Maureen Corrigan, book critic for National Public Radio, also thinks highly of The Girl With the Dragon Tattoo.
. . . one of the most intriguing aspects of hard-boiled history is how the form has been enthusiastically embraced by writers outside of the United States as a literary tool to explore the skeletons buried deep in their own particular patches of the world. In fact, for the past decade or so, Sweden has been a popular pick for crime capital of the literary world, thanks to Henning Mankell and his fellow practitioners of noir on ice.
The newest name in mystery to emerge out of the frozen north is that of the late Stieg Larsson. His debut novel, The Girl With the Dragon Tattoo, was a blockbuster when it was published in Europe, selling an estimated 2 million copies. Now, an English language version, translated by Reg Keeland, has just been published here.
A veteran mystery reader could spot the clues to this novel’s runaway popularity as easily as Poe’s detective, Auguste Dupin, spotted that purloined letter. The Girl With the Dragon Tattoo is a super-smart amalgam of the corporate corruption tale, legal thriller and dysfunctional-family psychological suspense story.

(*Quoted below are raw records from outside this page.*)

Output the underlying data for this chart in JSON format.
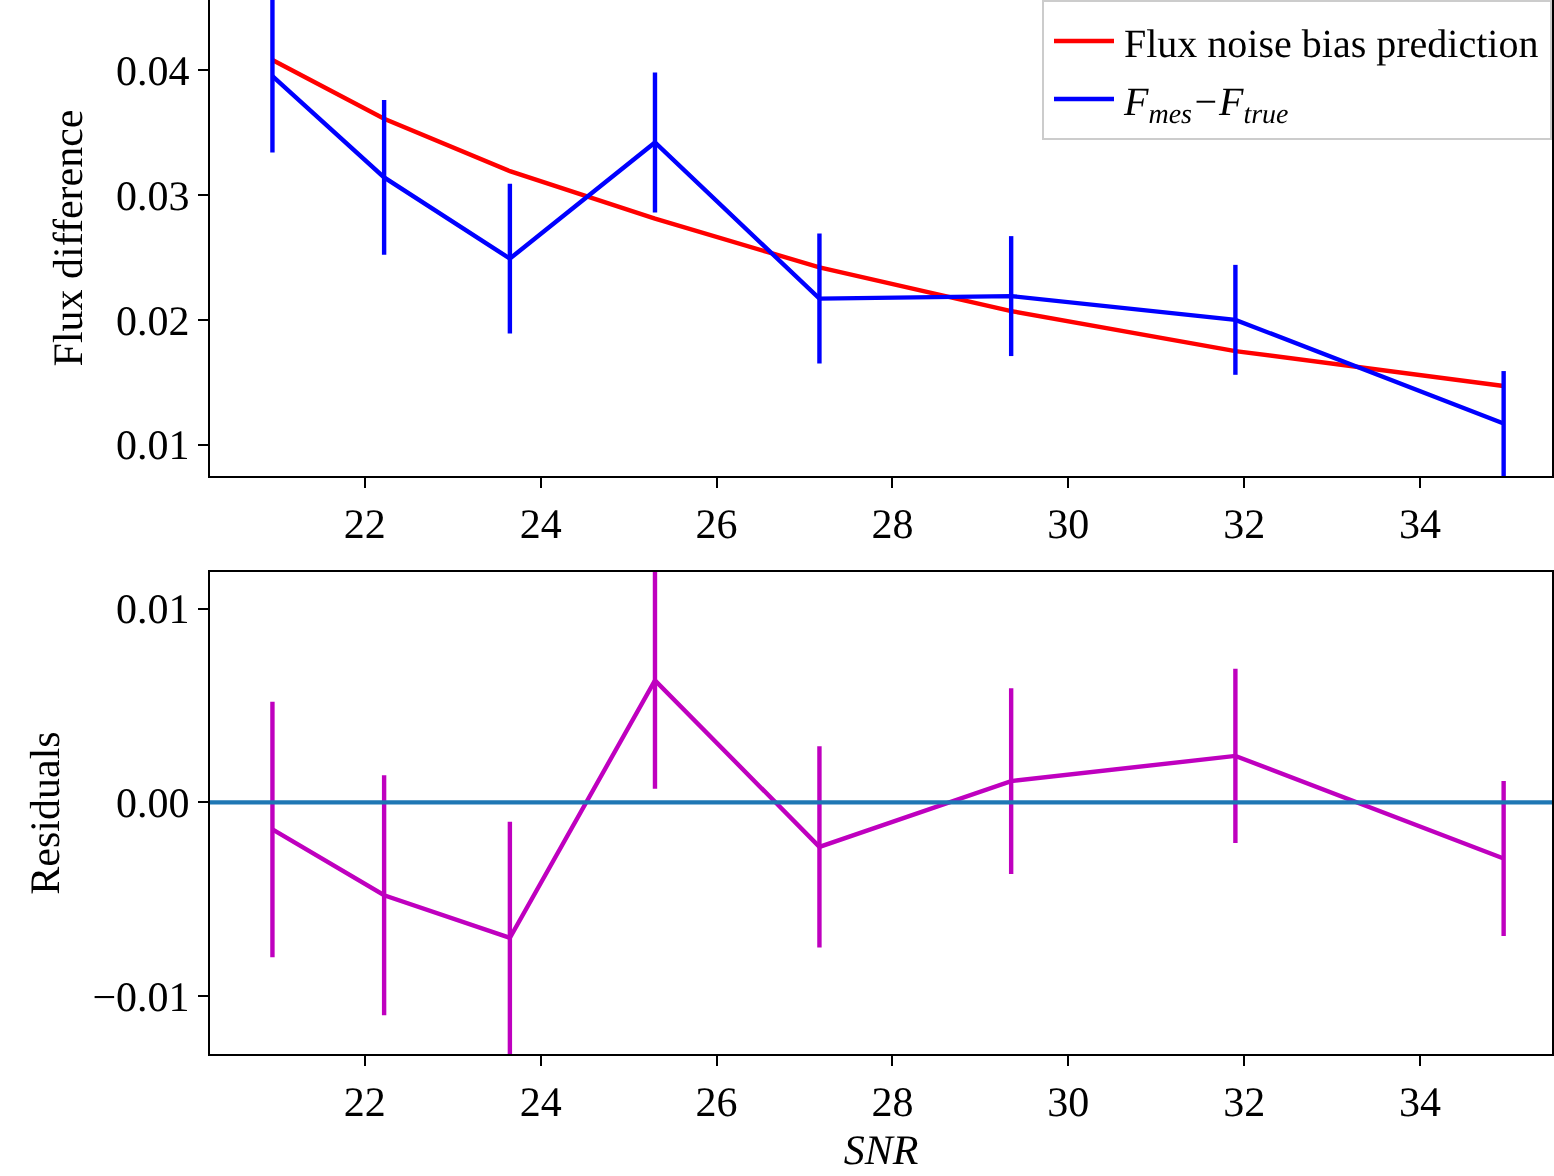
{
  "chart_data": [
    {
      "type": "line",
      "ylabel": "Flux difference",
      "x": [
        20.95,
        22.22,
        23.65,
        25.3,
        27.17,
        29.35,
        31.9,
        34.95
      ],
      "xlim": [
        20.24,
        35.5
      ],
      "xticks": [
        22,
        24,
        26,
        28,
        30,
        32,
        34
      ],
      "ylim": [
        0.0075,
        0.0456
      ],
      "yticks": [
        0.01,
        0.02,
        0.03,
        0.04
      ],
      "legend": "top right",
      "marker": "none",
      "line_style": "solid",
      "series": [
        {
          "name": "Flux noise bias prediction",
          "color": "#ff0000",
          "values": [
            0.0408,
            0.0361,
            0.0319,
            0.0281,
            0.0242,
            0.0207,
            0.0175,
            0.0147
          ]
        },
        {
          "name": "F$_{mes}$−F$_{true}$",
          "color": "#0000ff",
          "values": [
            0.0395,
            0.0314,
            0.0249,
            0.0342,
            0.0217,
            0.0219,
            0.02,
            0.0117
          ],
          "errors": [
            0.0061,
            0.0062,
            0.006,
            0.0056,
            0.0052,
            0.0048,
            0.0044,
            0.0042
          ]
        }
      ]
    },
    {
      "type": "line",
      "ylabel": "Residuals",
      "xlabel": "SNR",
      "x": [
        20.95,
        22.22,
        23.65,
        25.3,
        27.17,
        29.35,
        31.9,
        34.95
      ],
      "xlim": [
        20.24,
        35.5
      ],
      "xticks": [
        22,
        24,
        26,
        28,
        30,
        32,
        34
      ],
      "ylim": [
        -0.013,
        0.0119
      ],
      "yticks": [
        {
          "value": 0.01,
          "label": "0.01"
        },
        {
          "value": 0,
          "label": "0.00"
        },
        {
          "value": -0.01,
          "label": "−0.01"
        }
      ],
      "marker": "none",
      "line_style": "solid",
      "series": [
        {
          "color": "#bf00bf",
          "values": [
            -0.0014,
            -0.0048,
            -0.007,
            0.0063,
            -0.0023,
            0.0011,
            0.0024,
            -0.0029
          ],
          "errors": [
            0.0066,
            0.0062,
            0.006,
            0.0056,
            0.0052,
            0.0048,
            0.0045,
            0.004
          ]
        }
      ],
      "ref_lines": [
        {
          "axis": "y",
          "value": 0,
          "color": "#1f77b4"
        }
      ]
    }
  ]
}
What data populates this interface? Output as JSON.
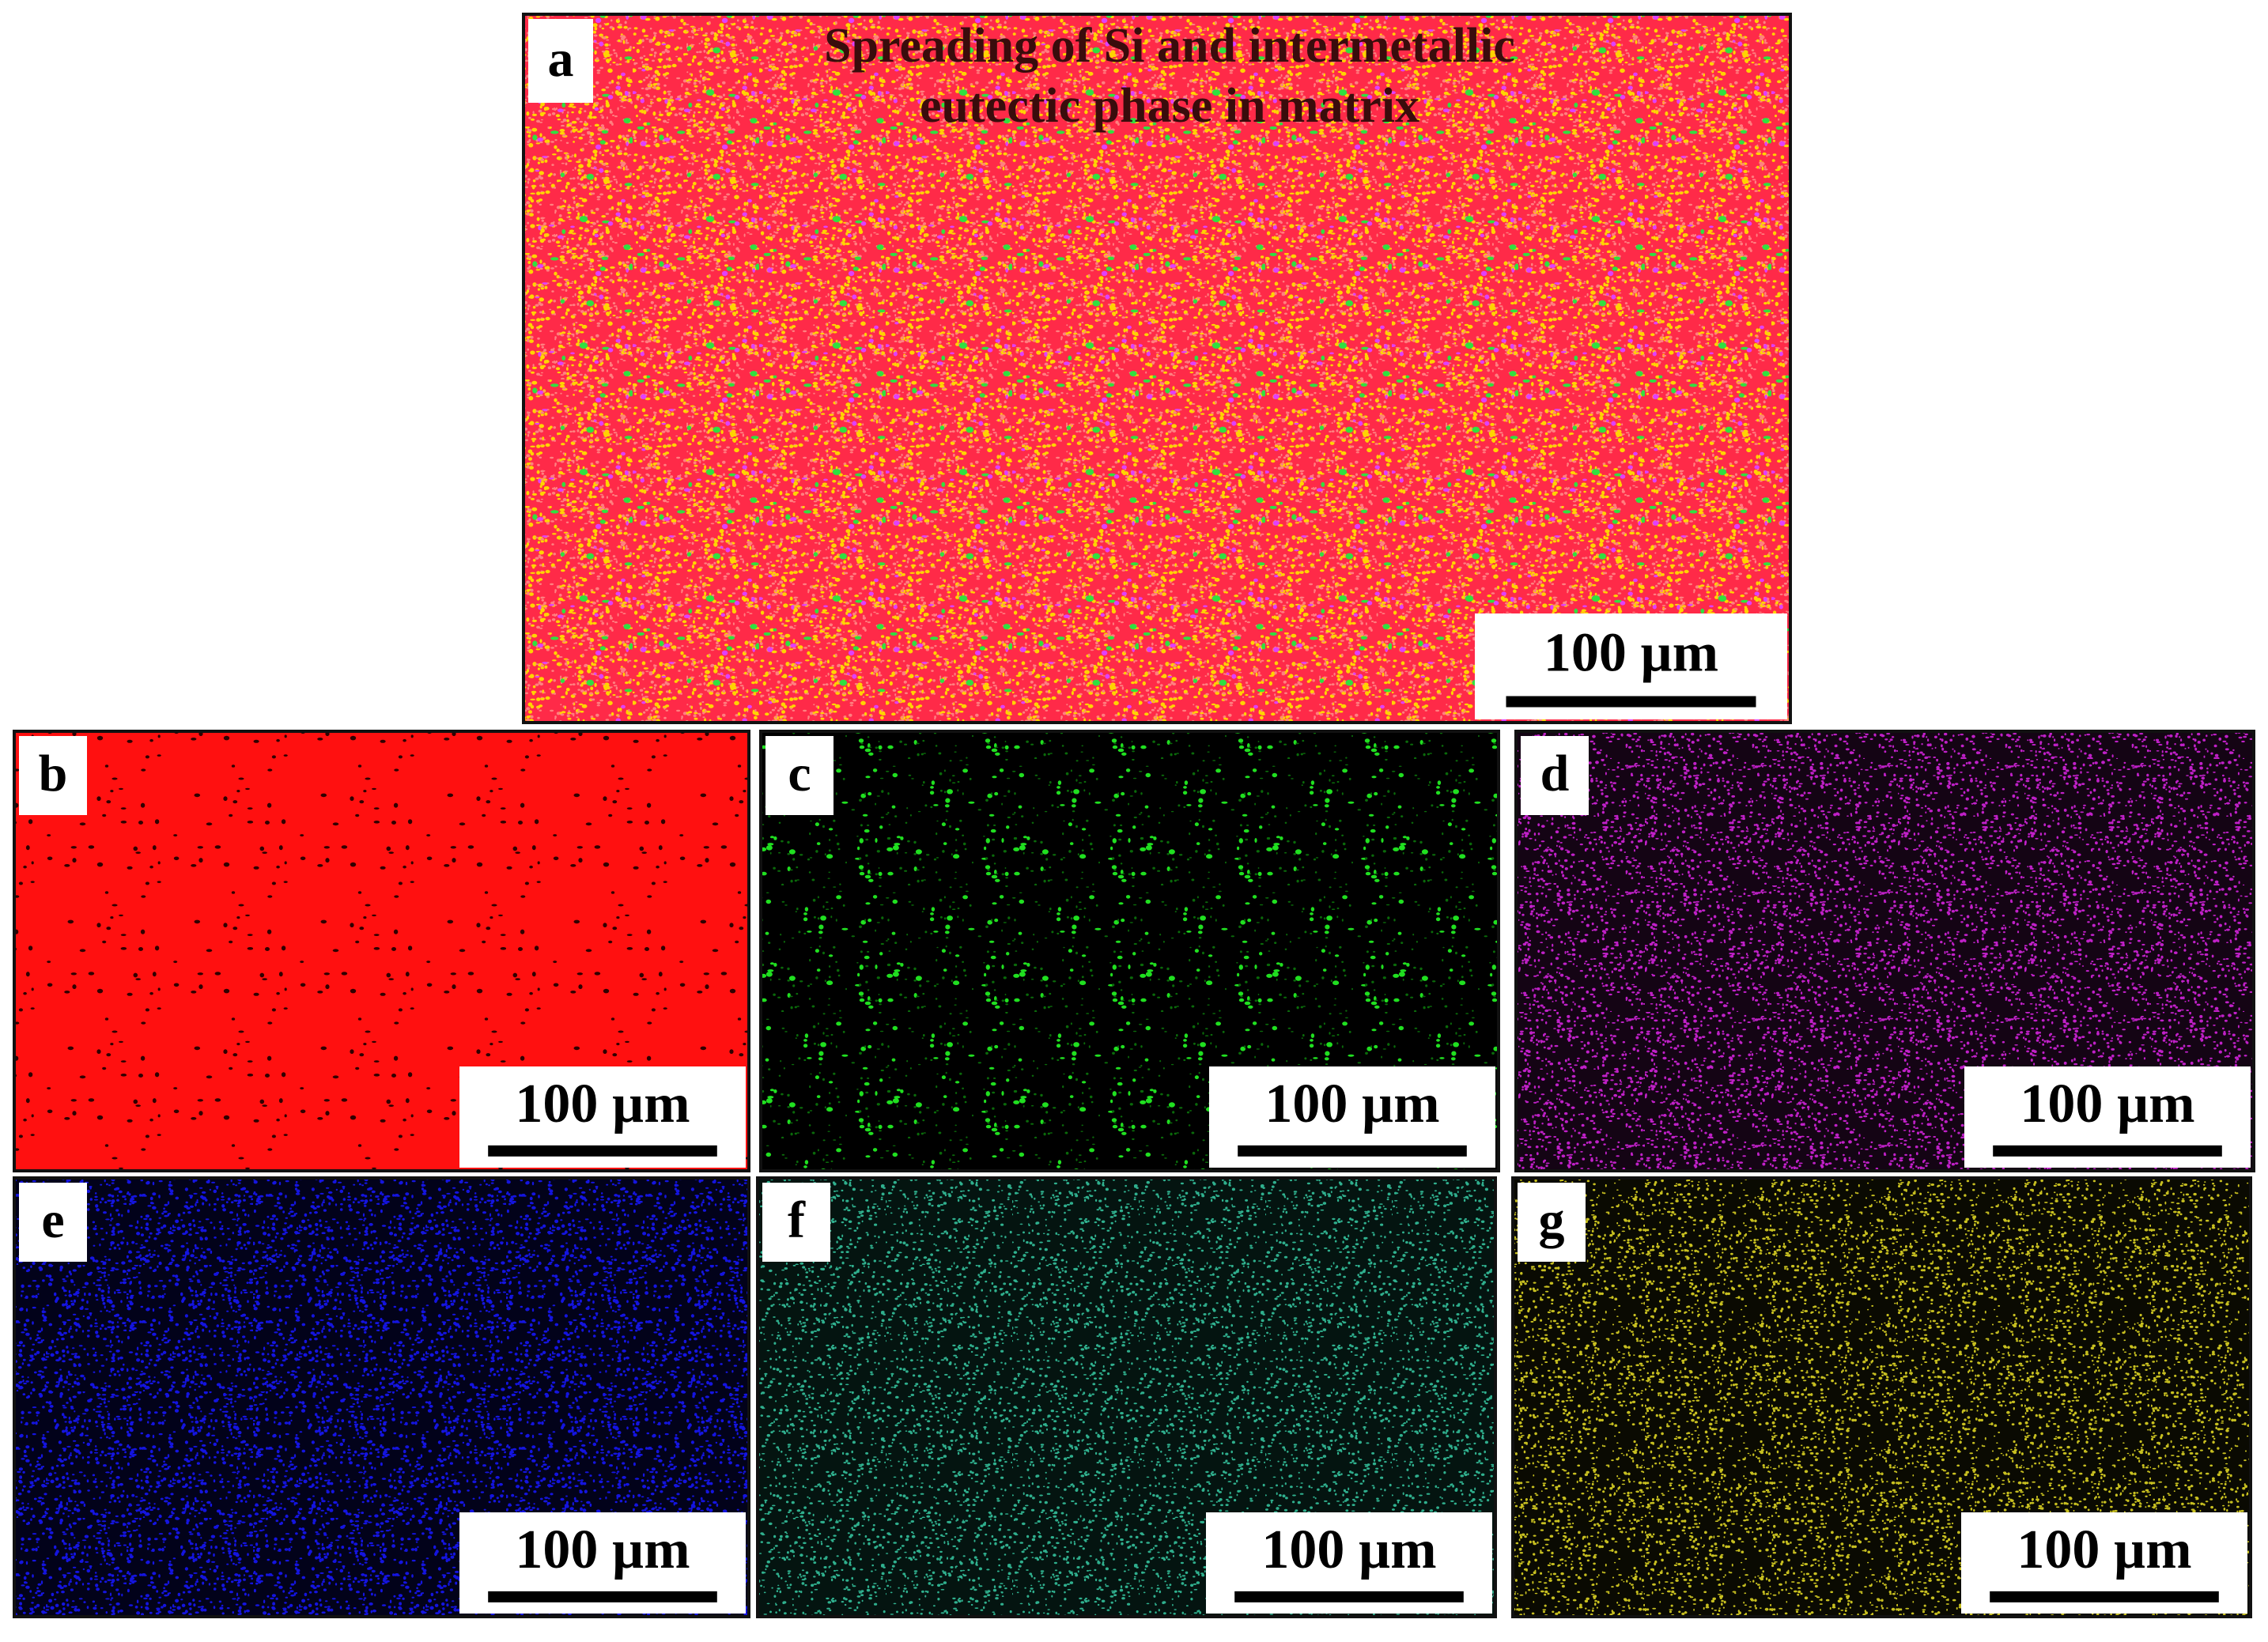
{
  "panels": [
    {
      "label": "a",
      "title": [
        "Spreading of Si and intermetallic",
        "eutectic phase in matrix"
      ],
      "scale_bar": "100 µm"
    },
    {
      "label": "b",
      "scale_bar": "100 µm"
    },
    {
      "label": "c",
      "scale_bar": "100 µm"
    },
    {
      "label": "d",
      "scale_bar": "100 µm"
    },
    {
      "label": "e",
      "scale_bar": "100 µm"
    },
    {
      "label": "f",
      "scale_bar": "100 µm"
    },
    {
      "label": "g",
      "scale_bar": "100 µm"
    }
  ]
}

It’s witty, wrenchingly violent in a few isolated passages and unflinching in its commonsense feminist social commentary.
The social vulnerability of women is the underlying Mystery with a capital “M” here; specifically the abuse — psychological and sexual — that’s perpetrated against young and dependent women.
She also notes that it’s not all noir – there’s a classic “locked room” feel to the mystery that kicks it all off. But she predicts it’s Lisabeth Salander who will really grab the reader’s imagination.
Corrigan, incidentally, is the author of a memoir in books – Leave Me Alone, I’m Reading. A title that many of us can relate to. Thanks to my 4MA friend Lourdes for catching this radio review.